This project was a part of our prototype built for the 2018 Viterbi Graduate Hackathon
Data collected from various sources run on different machine learning models to build an ensemble that judges the transaction to be a good one or bad.
Apply further policies to decide if we block the transaction or allow it to continue.
Collected data from multiple sources available online - packet data (eg.

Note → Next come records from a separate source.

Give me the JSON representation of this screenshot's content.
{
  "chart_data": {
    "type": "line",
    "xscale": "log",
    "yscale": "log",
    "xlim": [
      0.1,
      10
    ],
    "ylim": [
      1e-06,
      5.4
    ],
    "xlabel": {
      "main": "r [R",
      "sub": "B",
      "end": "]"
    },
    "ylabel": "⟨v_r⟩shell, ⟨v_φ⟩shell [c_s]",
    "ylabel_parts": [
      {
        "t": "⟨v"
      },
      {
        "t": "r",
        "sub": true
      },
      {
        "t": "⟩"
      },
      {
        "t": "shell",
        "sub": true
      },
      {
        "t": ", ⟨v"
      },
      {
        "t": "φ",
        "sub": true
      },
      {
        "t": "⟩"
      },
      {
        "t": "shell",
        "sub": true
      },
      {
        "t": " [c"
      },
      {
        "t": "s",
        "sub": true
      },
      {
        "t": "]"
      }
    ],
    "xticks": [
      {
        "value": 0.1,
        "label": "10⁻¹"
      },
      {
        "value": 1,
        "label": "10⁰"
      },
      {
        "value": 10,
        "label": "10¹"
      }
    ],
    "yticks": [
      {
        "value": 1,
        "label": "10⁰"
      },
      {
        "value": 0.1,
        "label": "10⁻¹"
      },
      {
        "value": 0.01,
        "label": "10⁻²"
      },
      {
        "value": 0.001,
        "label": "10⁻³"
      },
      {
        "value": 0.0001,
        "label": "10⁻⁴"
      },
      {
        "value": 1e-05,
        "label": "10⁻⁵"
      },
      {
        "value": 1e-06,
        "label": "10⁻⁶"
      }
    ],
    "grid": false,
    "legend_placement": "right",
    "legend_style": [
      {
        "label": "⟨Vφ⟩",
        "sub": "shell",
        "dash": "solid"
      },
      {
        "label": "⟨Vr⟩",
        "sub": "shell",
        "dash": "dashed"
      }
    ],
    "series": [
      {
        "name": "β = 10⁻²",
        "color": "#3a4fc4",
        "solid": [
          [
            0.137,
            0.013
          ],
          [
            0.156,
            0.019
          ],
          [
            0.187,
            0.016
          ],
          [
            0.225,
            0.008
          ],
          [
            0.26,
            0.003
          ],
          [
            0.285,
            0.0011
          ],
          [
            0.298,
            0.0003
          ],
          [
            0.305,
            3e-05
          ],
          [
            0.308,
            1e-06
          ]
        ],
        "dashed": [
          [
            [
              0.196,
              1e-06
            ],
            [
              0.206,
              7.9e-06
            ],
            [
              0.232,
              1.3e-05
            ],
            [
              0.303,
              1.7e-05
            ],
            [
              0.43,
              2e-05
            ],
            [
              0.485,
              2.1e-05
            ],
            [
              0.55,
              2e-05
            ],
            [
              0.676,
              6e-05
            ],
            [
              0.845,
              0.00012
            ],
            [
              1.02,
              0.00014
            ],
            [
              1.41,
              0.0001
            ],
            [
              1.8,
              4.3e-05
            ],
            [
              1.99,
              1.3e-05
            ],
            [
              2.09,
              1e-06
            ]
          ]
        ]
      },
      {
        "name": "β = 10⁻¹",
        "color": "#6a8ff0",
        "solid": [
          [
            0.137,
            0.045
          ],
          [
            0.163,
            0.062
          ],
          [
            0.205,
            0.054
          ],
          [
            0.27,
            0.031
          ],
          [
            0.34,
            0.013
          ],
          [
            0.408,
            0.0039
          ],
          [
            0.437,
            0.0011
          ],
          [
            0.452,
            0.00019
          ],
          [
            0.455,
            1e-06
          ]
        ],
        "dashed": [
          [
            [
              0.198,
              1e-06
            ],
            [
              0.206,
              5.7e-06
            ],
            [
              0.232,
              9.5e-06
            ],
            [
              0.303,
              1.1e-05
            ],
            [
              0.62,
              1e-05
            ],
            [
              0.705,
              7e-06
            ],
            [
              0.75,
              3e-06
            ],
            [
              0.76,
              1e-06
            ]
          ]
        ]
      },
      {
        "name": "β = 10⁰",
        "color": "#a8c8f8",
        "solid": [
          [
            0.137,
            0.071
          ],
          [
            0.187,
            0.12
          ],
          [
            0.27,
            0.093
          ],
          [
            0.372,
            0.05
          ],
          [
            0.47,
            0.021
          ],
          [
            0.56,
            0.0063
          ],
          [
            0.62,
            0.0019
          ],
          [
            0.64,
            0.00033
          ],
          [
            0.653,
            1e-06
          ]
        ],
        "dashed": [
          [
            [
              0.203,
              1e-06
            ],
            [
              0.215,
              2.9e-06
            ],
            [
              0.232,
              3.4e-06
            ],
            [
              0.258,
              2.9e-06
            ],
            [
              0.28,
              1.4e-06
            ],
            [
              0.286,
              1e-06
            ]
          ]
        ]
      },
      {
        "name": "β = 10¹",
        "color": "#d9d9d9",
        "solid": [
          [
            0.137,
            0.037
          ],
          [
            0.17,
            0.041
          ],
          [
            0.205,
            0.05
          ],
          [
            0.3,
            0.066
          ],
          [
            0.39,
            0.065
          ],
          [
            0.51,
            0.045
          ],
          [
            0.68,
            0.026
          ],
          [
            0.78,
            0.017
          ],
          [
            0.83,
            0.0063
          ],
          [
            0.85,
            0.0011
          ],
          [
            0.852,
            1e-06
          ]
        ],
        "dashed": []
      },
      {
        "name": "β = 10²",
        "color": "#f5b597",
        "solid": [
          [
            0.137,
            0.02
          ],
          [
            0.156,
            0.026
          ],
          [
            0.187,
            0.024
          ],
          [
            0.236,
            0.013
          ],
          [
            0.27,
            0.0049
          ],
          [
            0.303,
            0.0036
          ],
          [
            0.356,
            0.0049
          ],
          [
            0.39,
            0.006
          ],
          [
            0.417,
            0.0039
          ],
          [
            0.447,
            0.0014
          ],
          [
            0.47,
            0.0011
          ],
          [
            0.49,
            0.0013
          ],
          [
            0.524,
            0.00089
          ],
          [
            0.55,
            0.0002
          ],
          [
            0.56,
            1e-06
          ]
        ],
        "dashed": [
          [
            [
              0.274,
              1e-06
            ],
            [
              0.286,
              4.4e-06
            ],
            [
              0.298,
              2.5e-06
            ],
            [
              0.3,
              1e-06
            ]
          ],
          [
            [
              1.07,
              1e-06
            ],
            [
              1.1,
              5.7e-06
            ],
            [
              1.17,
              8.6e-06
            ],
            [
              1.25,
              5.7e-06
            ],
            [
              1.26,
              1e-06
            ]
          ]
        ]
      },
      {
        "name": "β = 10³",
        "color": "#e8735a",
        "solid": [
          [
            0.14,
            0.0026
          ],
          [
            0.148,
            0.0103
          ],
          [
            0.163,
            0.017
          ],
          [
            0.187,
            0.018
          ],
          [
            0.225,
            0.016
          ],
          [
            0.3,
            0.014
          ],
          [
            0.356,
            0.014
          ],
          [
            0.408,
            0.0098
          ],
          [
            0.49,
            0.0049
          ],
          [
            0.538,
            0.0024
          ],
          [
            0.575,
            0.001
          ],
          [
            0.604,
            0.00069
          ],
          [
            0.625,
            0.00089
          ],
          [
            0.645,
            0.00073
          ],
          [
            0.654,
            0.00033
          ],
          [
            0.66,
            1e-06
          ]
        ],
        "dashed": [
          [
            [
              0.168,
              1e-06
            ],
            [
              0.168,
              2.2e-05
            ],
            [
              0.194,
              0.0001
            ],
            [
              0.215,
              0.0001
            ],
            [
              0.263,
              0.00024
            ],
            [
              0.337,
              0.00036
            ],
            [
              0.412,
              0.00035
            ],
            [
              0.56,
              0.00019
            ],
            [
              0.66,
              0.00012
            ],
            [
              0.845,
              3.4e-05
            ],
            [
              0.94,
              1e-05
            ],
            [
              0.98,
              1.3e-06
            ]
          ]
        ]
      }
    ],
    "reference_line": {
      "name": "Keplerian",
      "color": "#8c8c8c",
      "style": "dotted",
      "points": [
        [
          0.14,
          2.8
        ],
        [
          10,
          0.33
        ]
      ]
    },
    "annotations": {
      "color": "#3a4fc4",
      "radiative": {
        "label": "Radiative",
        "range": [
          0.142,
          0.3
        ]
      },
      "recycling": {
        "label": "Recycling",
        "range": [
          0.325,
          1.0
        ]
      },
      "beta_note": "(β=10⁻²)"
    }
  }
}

LAN traffic from a source in Portland Oregon)
Generated real time data using active listening techniques with Wireshark and vWave to assess network and packet information for device identification
Realized that port number in a certain range are not so common as compared to others.
Created hash maps of port numbers, MAC addresses, IP addresses and resolved hosts along with Network Protocol
Normalized data as and where required
Mapped data into two clusters and tested accuracy of model against known results.
Accuracy of 65% was achieved and was used as a baseline to improve prediction schemes
Applied simple logistic regression to the improved dataset
Achieved 85.3% F1 score and 87.5% precision
Boosted trees for policy identification and modeling
Achieved 86.2% F1 score and 86.9% precision
Built a neural network with 2 hidden layers and 12,6 nodes each.
Applied 160 iterations
Achieved 87.8% F1 score and 88.0% precision
We tested these models individually on a test set with 650,000+ transactions of which there were 4 known amlicious packets to be identified.
Results of each model are as follows:-
Model | Count of Bad Packets detected | Count of Bad packets blocked |
---|---|---|
K Means | 1200 | 1 |
Logistic Regression | 737 | 3 |
XGBoost | 201 | 2 |
Neural Networks | 3 | 1 |
We see that as the model is being trained with different machine learning algorithms and techniques, the number of false positives decrease remarkably and close to accurate detection of good and bad packets is made.